Russian Oil Exports Disrupted
On June 24, 2025, Russia’s crude oil exports plunged to a two-month low, dropping by approximately 220,000 barrels per day to around 3.19 million barrels/day, due to maintenance at the Kozmino Pacific terminal coinciding with slowdowns at the Baltic port of Primorsk. This sudden reduction exposes vulnerabilities in Russia’s export infrastructure, particularly relevant amid ongoing sanctions targeting its oil and energy revenues. Although elevated global oil prices—buoyed by Middle East tensions—helped maintain Russian weekly revenues near $1.38 billion, the disruptions impact Russia's capacity to fund its war efforts in Ukraine, potentially constraining military expenditures if sustained.
Major buyers like India and China, which remain key customers despite Western sanctions, might temporarily turn to alternative suppliers, unsettling established trade relationships. Economically, the loss of exports tightens global oil supply dynamics, possibly triggering higher global fuel prices and inflationary pressures. Domestically, Russia responded by increasing refinery processing to a near-record high of 5.42 million barrels/day, underscoring attempts to mitigate external vulnerabilities and maintain economic stability.
Base Case Scenario (60%)
Russian exports recover gradually following the completion of maintenance and infrastructure improvements. Export levels stabilize, moderately supporting war funding while global oil prices remain elevated but stable.
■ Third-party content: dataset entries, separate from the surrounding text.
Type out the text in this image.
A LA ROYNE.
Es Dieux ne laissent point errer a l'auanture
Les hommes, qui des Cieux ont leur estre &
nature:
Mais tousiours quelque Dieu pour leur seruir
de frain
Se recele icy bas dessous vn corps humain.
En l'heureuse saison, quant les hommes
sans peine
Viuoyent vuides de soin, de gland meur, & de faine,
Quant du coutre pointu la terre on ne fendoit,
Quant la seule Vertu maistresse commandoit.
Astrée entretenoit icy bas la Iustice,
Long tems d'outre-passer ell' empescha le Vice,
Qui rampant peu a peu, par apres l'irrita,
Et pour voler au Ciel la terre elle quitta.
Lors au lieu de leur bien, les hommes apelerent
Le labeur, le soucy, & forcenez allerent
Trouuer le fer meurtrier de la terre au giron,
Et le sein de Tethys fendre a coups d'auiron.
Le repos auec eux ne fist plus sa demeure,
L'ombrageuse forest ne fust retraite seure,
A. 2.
Major buyers like India and China retain Russian supply, though slightly diversify sourcing, reducing Russia's strategic leverage but not significantly affecting overall revenues. Inflationary pressures ease slightly but remain elevated, prompting steady renewable investment shifts.
Upside Scenario (20%)
Russia rapidly resolves infrastructure issues, significantly boosting exports above pre-disruption levels, capitalizing on continued global oil price strength. Enhanced revenues bolster military financing, reducing pressures on the war effort. Buyer confidence, particularly from India and China, strengthens, reinforcing market positions and stabilizing global supply dynamics. Inflationary pressures ease considerably, and renewable investment momentum slows marginally in the short term.
Downside Scenario (20%)
Maintenance disruptions extend or recur frequently, severely constraining export volumes. Revenues decline significantly, weakening Russia’s capacity to sustain military funding and amplifying domestic economic challenges. Major importers accelerate diversification away from Russian crude, substantially eroding market share. Global oil prices spike, exacerbating global inflationary pressures, and accelerating a substantial shift towards renewables. Domestically, severe resource reallocations towards military and infrastructure exacerbate social instability.